Tada (1992) observes that only the sentence with accusative case in (7a) is grammatical with the intended meaning. Linzen and Oseki (2018) question the existence of the contrast between (7a) and (7b), but the results of their experiment show a significant difference in acceptability between the two sentences. They report a difference in mean acceptability ratings of 1.19 on a 7-point scale.

It’s worth noting that the sequence of words in (7b) itself is acceptable; the sentence is not acceptable with the “wink reading,” but it is acceptable when interpreted as meaning that it is only the right eye that Taro can close. The phenomenon exemplified in (7) is similar to the one being examined in the current experiment in this respect, as well as in the fact that both phenomena involve the relationship between case and semantics.
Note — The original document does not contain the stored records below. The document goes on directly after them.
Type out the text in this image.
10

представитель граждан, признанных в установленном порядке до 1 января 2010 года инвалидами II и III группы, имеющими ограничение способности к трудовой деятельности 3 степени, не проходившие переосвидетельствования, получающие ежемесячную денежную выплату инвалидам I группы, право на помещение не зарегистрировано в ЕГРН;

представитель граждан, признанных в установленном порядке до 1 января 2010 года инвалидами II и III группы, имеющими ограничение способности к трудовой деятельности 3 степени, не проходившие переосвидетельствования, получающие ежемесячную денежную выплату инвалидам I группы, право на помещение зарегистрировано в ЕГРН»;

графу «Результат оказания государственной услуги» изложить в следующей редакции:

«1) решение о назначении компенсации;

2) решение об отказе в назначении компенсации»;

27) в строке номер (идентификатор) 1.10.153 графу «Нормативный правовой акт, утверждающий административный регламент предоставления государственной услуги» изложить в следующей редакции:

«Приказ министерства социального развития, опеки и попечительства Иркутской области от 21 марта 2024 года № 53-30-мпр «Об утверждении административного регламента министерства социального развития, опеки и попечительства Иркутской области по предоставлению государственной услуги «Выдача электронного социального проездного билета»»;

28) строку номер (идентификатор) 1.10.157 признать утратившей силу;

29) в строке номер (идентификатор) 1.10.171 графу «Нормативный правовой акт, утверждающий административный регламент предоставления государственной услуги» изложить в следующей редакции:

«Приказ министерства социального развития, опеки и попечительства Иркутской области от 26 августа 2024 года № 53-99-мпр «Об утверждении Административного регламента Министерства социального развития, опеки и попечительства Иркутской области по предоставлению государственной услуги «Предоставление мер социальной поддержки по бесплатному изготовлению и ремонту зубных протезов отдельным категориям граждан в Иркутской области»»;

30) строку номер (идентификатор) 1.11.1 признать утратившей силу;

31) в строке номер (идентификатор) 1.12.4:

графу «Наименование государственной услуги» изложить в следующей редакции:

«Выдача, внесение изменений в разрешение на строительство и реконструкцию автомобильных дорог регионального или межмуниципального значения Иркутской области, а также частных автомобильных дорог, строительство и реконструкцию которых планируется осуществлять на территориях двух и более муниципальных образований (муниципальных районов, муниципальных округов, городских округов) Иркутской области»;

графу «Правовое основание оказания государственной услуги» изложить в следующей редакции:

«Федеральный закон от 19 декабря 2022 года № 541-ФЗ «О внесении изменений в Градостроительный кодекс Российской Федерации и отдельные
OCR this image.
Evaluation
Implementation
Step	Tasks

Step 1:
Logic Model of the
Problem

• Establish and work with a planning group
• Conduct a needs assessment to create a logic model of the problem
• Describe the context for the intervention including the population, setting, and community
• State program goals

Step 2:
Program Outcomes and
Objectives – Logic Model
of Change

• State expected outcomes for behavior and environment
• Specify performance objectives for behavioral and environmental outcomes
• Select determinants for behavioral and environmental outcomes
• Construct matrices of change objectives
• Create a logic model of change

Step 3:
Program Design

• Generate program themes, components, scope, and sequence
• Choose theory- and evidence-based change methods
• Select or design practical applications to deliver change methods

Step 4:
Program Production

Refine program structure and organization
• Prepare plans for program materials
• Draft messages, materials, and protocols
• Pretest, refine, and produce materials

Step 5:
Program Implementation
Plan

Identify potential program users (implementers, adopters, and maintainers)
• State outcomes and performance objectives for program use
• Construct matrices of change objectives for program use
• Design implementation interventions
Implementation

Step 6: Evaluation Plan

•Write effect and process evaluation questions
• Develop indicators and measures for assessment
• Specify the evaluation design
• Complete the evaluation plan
In the remainder of this section, I will analyze the acceptability judgments in more detail. To do this, I first transform the data collected by Linzen and Oseki (2018) into z-scores. This helps minimize potential scale biases, such as scale compression and skew (e.g., Schütze and Sprouse 2014), and allows for the assessment of the relative impacts of multiple predictors.

# Loading the dataset kindly provided by Linzen and Oseki (2018) after setting a working directory.
library(tidyverse)
LandO <- read_csv('japanese_paired.csv')

# The LandO$subject variable is added to group the data by subject before calculating the z-scores. This means that the z-scores for responses are calculated separately within each subject group.
LandO$response_z <- ave(LandO$response, LandO$subject, FUN=scale)

Since the original dataframe includes data on various types of sentences in addition to (7a) and (7b), I then filter the dataframe to include only the data related to example (7).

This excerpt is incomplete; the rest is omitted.